Using QR Codes

By on Jan 27, 2011

At its most basic, a QR Code is a barcode on steroids. QR is the acronym for Quick Response. Originally created by Toyota in Japan in 1994 to track parts in vehicle manufacturing, they are used for encoding information in two-dimensional spaces — like in the pages of magazines, in advertisements, on business cards, and even on TV and websites.

A standard US barcode encodes data in only the horizontal plane (as scanners read the width and distance between the vertical lines). QR codes encode data in 2D (both horizontally and vertically) in a grid of tiny squares. This allows for much more data to be encoded in a smaller space. QR codes can actually embed information in the code itself, and, when read with the proper software, can trigger actions such as launching a website or downloading a file. Additionally, QR codes can be read from any angle, while barcodes must be aligned properly.
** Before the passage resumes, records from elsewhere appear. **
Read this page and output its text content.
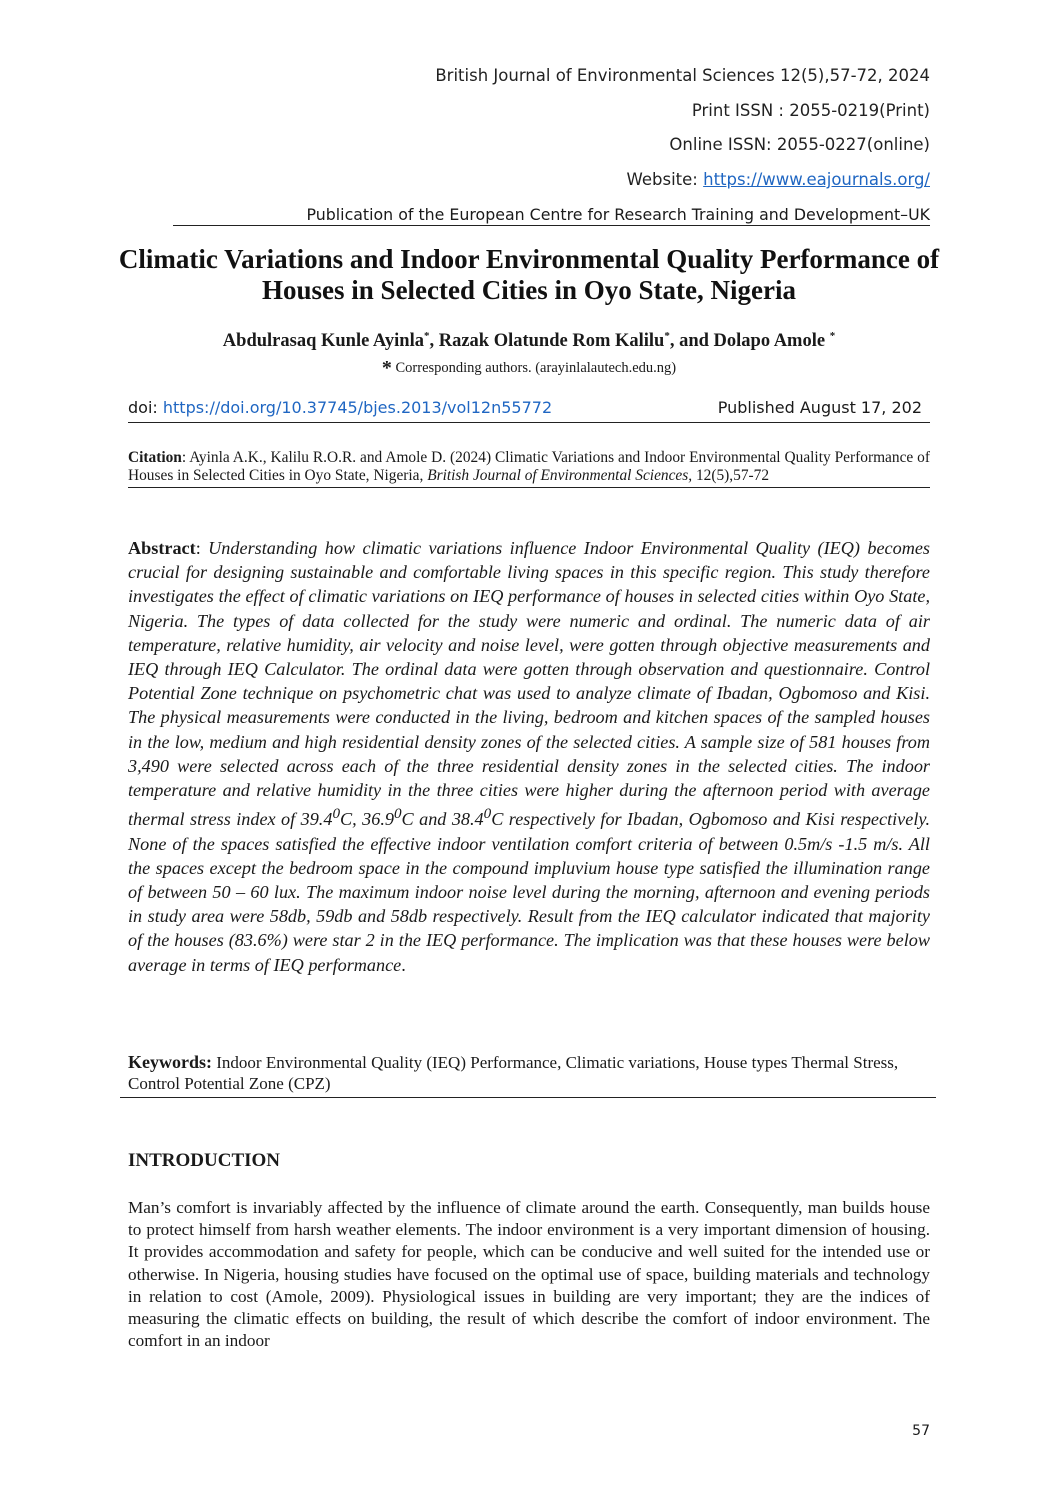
British Journal of Environmental Sciences 12(5),57-72, 2024
Print ISSN : 2055-0219(Print)
Online ISSN: 2055-0227(online)
Website: https://www.eajournals.org/
Publication of the European Centre for Research Training and Development–UK
Climatic Variations and Indoor Environmental Quality Performance of Houses in Selected Cities in Oyo State, Nigeria
Abdulrasaq Kunle Ayinla*, Razak Olatunde Rom Kalilu*, and Dolapo Amole *
* Corresponding authors. (arayinlalautech.edu.ng)
doi: https://doi.org/10.37745/bjes.2013/vol12n55772	Published August 17, 202
Citation: Ayinla A.K., Kalilu R.O.R. and Amole D. (2024) Climatic Variations and Indoor Environmental Quality Performance of Houses in Selected Cities in Oyo State, Nigeria, British Journal of Environmental Sciences, 12(5),57-72
Abstract: Understanding how climatic variations influence Indoor Environmental Quality (IEQ) becomes crucial for designing sustainable and comfortable living spaces in this specific region. This study therefore investigates the effect of climatic variations on IEQ performance of houses in selected cities within Oyo State, Nigeria. The types of data collected for the study were numeric and ordinal. The numeric data of air temperature, relative humidity, air velocity and noise level, were gotten through objective measurements and IEQ through IEQ Calculator. The ordinal data were gotten through observation and questionnaire. Control Potential Zone technique on psychometric chat was used to analyze climate of Ibadan, Ogbomoso and Kisi. The physical measurements were conducted in the living, bedroom and kitchen spaces of the sampled houses in the low, medium and high residential density zones of the selected cities. A sample size of 581 houses from 3,490 were selected across each of the three residential density zones in the selected cities. The indoor temperature and relative humidity in the three cities were higher during the afternoon period with average thermal stress index of 39.4$^0$C, 36.9$^0$C and 38.4$^0$C respectively for Ibadan, Ogbomoso and Kisi respectively. None of the spaces satisfied the effective indoor ventilation comfort criteria of between 0.5m/s -1.5 m/s. All the spaces except the bedroom space in the compound impluvium house type satisfied the illumination range of between 50 – 60 lux. The maximum indoor noise level during the morning, afternoon and evening periods in study area were 58db, 59db and 58db respectively. Result from the IEQ calculator indicated that majority of the houses (83.6%) were star 2 in the IEQ performance. The implication was that these houses were below average in terms of IEQ performance.
Keywords: Indoor Environmental Quality (IEQ) Performance, Climatic variations, House types Thermal Stress, Control Potential Zone (CPZ)
INTRODUCTION
Man’s comfort is invariably affected by the influence of climate around the earth. Consequently, man builds house to protect himself from harsh weather elements. The indoor environment is a very important dimension of housing. It provides accommodation and safety for people, which can be conducive and well suited for the intended use or otherwise. In Nigeria, housing studies have focused on the optimal use of space, building materials and technology in relation to cost (Amole, 2009). Physiological issues in building are very important; they are the indices of measuring the climatic effects on building, the result of which describe the comfort of indoor environment. The comfort in an indoor
57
QR codes are tailor-made for quickly and easily linking to content on smartphones. I have put a QR code on the back of my business card that allows users to create a new contact record for me without typing anything.

Things to Remember:

If you’re going to use QR codes for agency marketing, you’ll want to keep in mind that QR codes — and the apps that scan them — are still foreign to most people.
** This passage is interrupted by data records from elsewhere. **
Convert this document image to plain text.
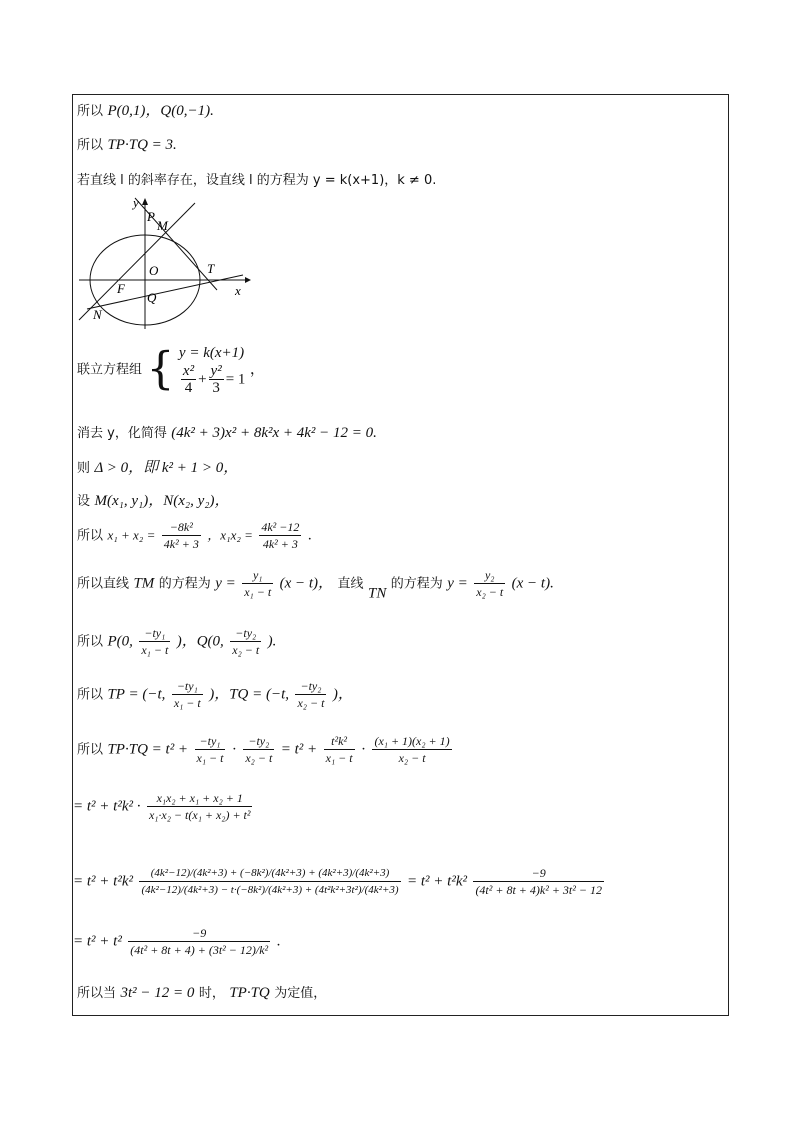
所以 P(0,1)，Q(0,−1).
所以 TP·TQ = 3.
若直线 l 的斜率存在，设直线 l 的方程为 y = k(x+1)，k ≠ 0.
y
x
P
M
O	T
F
Q
N
联立方程组 { y = k(x+1)
$\frac{\text{x²}}{4} + \frac{\text{y²}}{3} = 1$
，
消去 y，化简得 (4k² + 3)x² + 8k²x + 4k² − 12 = 0.
则 Δ > 0，即 k² + 1 > 0，
设 M(x₁, y₁)，N(x₂, y₂)，
所以 $x_1 + x_2 = \frac{\text{−8k²}}{\text{4k² + 3}}$ ，$x_1x_2 = \frac{\text{4k² −12}}{\text{4k² + 3}}$ .
所以直线 TM 的方程为 $y = \frac{\text{y₁}}{\text{x₁ − t}} (x - t)$， 直线 TN 的方程为 $y = \frac{\text{y₂}}{\text{x₂ − t}} (x - t)$.
所以 P(0, $\frac{\text{−ty₁}}{\text{x₁ − t}}$ )，Q(0, $\frac{\text{−ty₂}}{\text{x₂ − t}}$ ).
所以 TP = (−t, $\frac{\text{−ty₁}}{\text{x₁ − t}}$ )，TQ = (−t, $\frac{\text{−ty₂}}{\text{x₂ − t}}$ )，
所以 $TP\cdot TQ = t^2 + \frac{\text{−ty₁}}{\text{x₁ − t}} \cdot \frac{\text{−ty₂}}{\text{x₂ − t}} = t^2 + \frac{\text{t²k²}}{\text{x₁ − t}} \cdot \frac{\text{(x₁ + 1)(x₂ + 1)}}{\text{x₂ − t}}$
= $t^2 + t^2k^2 \cdot \frac{\text{x₁x₂ + x₁ + x₂ + 1}}{\text{x₁·x₂ − t(x₁ + x₂) + t²}}$
= $t^2 + t^2k^2 \frac{\text{(4k²−12)/(4k²+3) + (−8k²)/(4k²+3) + (4k²+3)/(4k²+3)}}{\text{(4k²−12)/(4k²+3) − t·(−8k²)/(4k²+3) + (4t²k²+3t²)/(4k²+3)}} = t^2 + t^2k^2 \frac{-9}{\text{(4t² + 8t + 4)k² + 3t² − 12}}$
= $t^2 + t^2 \frac{-9}{\text{(4t² + 8t + 4) + (3t² − 12)/k²}}$ .
所以当 3t² − 12 = 0 时， TP·TQ 为定值，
Codes can be created that contain different types of information, including contact information and a website address. Google “QR Code Generator” for a list of free sites you can use to create a code.

More and more people are starting to associate the codes with action, but never assume your customers will know what to do. Make it a point to spell out how to scan the QR code, and help instruct customers on where they can grab scanner apps.
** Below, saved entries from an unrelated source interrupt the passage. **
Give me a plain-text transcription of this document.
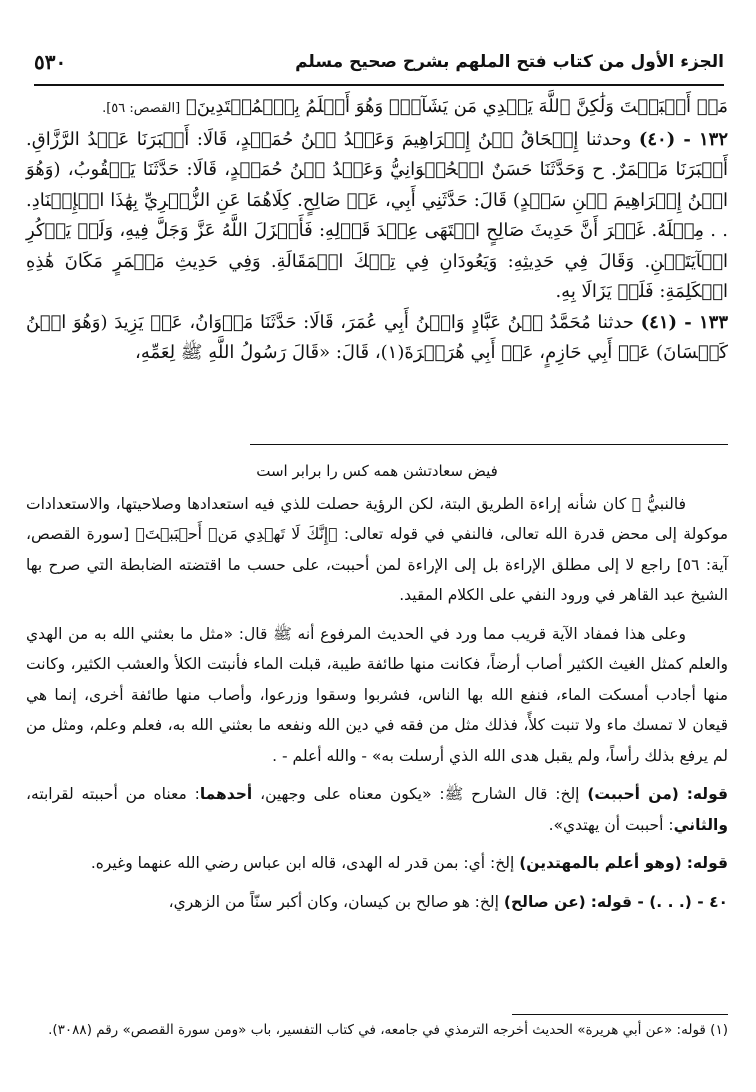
الجزء الأول من كتاب فتح الملهم بشرح صحيح مسلم
٥٣٠

مَنۡ أَحۡبَبۡتَ وَلَٰكِنَّ ٱللَّهَ يَهۡدِي مَن يَشَآءُۚ وَهُوَ أَعۡلَمُ بِٱلۡمُهۡتَدِينَ﴾ [القصص: ٥٦].

١٣٢ - (٤٠) وحدثنا إِسۡحَاقُ بۡنُ إِبۡرَاهِيمَ وَعَبۡدُ بۡنُ حُمَيۡدٍ، قَالَا: أَخۡبَرَنَا عَبۡدُ الرَّزَّاقِ. أَخۡبَرَنَا مَعۡمَرٌ. ح وَحَدَّثَنَا حَسَنٌ الۡحُلۡوَانِيُّ وَعَبۡدُ بۡنُ حُمَيۡدٍ، قَالَا: حَدَّثَنَا يَعۡقُوبُ، (وَهُوَ ابۡنُ إِبۡرَاهِيمَ بۡنِ سَعۡدٍ) قَالَ: حَدَّثَنِي أَبِي، عَنۡ صَالِحٍ. كِلَاهُمَا عَنِ الزُّهۡرِيِّ بِهَٰذَا الۡإِسۡنَادِ. . . مِثۡلَهُ. غَيۡرَ أَنَّ حَدِيثَ صَالِحٍ انۡتَهَى عِنۡدَ قَوۡلِهِ: فَأَنۡزَلَ اللَّهُ عَزَّ وَجَلَّ فِيهِ، وَلَمۡ يَذۡكُرِ الۡآيَتَيۡنِ. وَقَالَ فِي حَدِيثِهِ: وَيَعُودَانِ فِي تِلۡكَ الۡمَقَالَةِ. وَفِي حَدِيثِ مَعۡمَرٍ مَكَانَ هَٰذِهِ الۡكَلِمَةِ: فَلَمۡ يَزَالَا بِهِ.

١٣٣ - (٤١) حدثنا مُحَمَّدُ بۡنُ عَبَّادٍ وَابۡنُ أَبِي عُمَرَ، قَالَا: حَدَّثَنَا مَرۡوَانُ، عَنۡ يَزِيدَ (وَهُوَ ابۡنُ كَيۡسَانَ) عَنۡ أَبِي حَازِمٍ، عَنۡ أَبِي هُرَيۡرَةَ(١)، قَالَ: «قَالَ رَسُولُ اللَّهِ ﷺ لِعَمِّهِ،

فيض سعادتشن همه كس را برابر است

فالنبيُّ ﷺ كان شأنه إراءة الطريق البتة، لكن الرؤية حصلت للذي فيه استعدادها وصلاحيتها، والاستعدادات موكولة إلى محض قدرة الله تعالى، فالنفي في قوله تعالى: ﴿إِنَّكَ لَا تَهۡدِي مَنۡ أَحۡبَبۡتَ﴾ [سورة القصص، آية: ٥٦] راجع لا إلى مطلق الإراءة بل إلى الإراءة لمن أحببت، على حسب ما اقتضته الضابطة التي صرح بها الشيخ عبد القاهر في ورود النفي على الكلام المقيد.

وعلى هذا فمفاد الآية قريب مما ورد في الحديث المرفوع أنه ﷺ قال: «مثل ما بعثني الله به من الهدي والعلم كمثل الغيث الكثير أصاب أرضاً، فكانت منها طائفة طيبة، قبلت الماء فأنبتت الكلأ والعشب الكثير، وكانت منها أجادب أمسكت الماء، فنفع الله بها الناس، فشربوا وسقوا وزرعوا، وأصاب منها طائفة أخرى، إنما هي قيعان لا تمسك ماء ولا تنبت كلأً، فذلك مثل من فقه في دين الله ونفعه ما بعثني الله به، فعلم وعلم، ومثل من لم يرفع بذلك رأساً، ولم يقبل هدى الله الذي أرسلت به» - والله أعلم - .

قوله: (من أحببت) إلخ: قال الشارح ﷺ: «يكون معناه على وجهين، أحدهما: معناه من أحببته لقرابته، والثاني: أحببت أن يهتدي».

قوله: (وهو أعلم بالمهتدين) إلخ: أي: بمن قدر له الهدى، قاله ابن عباس رضي الله عنهما وغيره.

٤٠ - (. . .) - قوله: (عن صالح) إلخ: هو صالح بن كيسان، وكان أكبر سنّاً من الزهري،

(١) قوله: «عن أبي هريرة» الحديث أخرجه الترمذي في جامعه، في كتاب التفسير، باب «ومن سورة القصص» رقم (٣٠٨٨).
Also, remember that QR codes should provide some kind of value to the scanner. It may be easiest to direct QR code scanners to your website, but that’s likely not the most engaging place to send people.

QR codes are bound to become more common in the coming months and years. We’re increasingly reliant on our mobile devices, and typing URLs or other data on tiny keyboards is still not very efficient. These squares of elaborately arranged boxes are a shortcut around that problem, can easily be integrated with various services, and incorporate geo-location data.